I found two Black-headed Gulls with rings.  One was a juvenile the other an adult, with a long lens and a heavy crop it is possible to read the lettering on the ring. 
Ring on an Adult Black-headed Gull
I have had feedback:-
'This bird was ringed by Grampian RG as age at least 2 years, sex unknown on 17-Jul-2014 23:00:00 at Ythan Estuary, Newburgh, Aberdeen, Aberdeenshire, UK'

The one success has been the Green Sandpiper.  On 23rd (the same day I took the Arctic Skua photo) I got a message from Jimmy that there had been a 'possible' sighting of one at the Loch of Strathbeg.  When I got there the visitors centre was shut, I had to peep through the artistic screen to see what was on and around the Starnafin Pool.  Here is an image of the screen I took a long time ago.


Trying to find one of those cut-outs at the right height for a telescope is not easy.
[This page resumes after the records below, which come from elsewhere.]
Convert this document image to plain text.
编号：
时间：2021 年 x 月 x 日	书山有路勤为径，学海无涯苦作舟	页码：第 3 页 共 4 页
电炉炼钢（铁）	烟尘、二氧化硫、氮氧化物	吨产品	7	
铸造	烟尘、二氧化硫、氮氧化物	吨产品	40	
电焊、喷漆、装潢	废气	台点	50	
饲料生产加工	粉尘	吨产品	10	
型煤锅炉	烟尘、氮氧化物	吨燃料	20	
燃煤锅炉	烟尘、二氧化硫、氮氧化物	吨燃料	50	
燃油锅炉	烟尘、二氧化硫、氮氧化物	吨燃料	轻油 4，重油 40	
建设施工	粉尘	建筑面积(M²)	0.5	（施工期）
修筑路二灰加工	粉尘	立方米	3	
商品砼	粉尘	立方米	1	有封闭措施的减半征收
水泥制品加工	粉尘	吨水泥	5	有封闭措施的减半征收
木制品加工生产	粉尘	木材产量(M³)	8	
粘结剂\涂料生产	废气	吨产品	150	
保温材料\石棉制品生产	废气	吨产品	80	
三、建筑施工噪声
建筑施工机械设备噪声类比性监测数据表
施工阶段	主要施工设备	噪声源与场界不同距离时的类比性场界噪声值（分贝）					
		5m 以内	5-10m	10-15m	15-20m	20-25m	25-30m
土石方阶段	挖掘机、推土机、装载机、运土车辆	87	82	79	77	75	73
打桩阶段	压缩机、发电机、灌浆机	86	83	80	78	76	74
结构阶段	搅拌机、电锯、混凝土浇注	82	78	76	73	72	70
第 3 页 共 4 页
Not long after I arrived Alex turned up.  He had got the same message from Jimmy.  It was staring to get gloomy.  A midst was coming down and we were not finding the Green Sandpiper.  From the scene there was one patch of ground that we could not see.  It would have been foolish if we had left and not tried to find a view point that covered that bit.  We did find such a place by skirting round the barn and trampling through the undergrowth to a fence that provided the vantage point we were looking for.  But the Green Sandpiper was not to be seen.  Visibility continued to deteriorate.  We were just on the point of calling it a 'lost cause' when Alex saw the bird fly into the very patch of ground we had moved to cover.  It was not there long enough for either of us to get a photograph.  It flew further away to one of the islands in the wet ground beyond Starnafin Pool.  That flight was enough to confirm that it was indeed the Green Sandpiper, its white rump and two tone body clearly visible.   Again it did not stop there long but flew even further away.  There it settled down and there we were able to get a photo albeit leaving a lot to be desired.

Green Sandpiper
 Alex and I were able to leave Starnafin with a bit of a smile on our faces.

As is the way of these things the following day several people went to Strathbeg to see the Green Sandpiper but were not successful.  And as id the way of such things over the next few days I saw the bird on three different days during my early morning walk round Lonmay.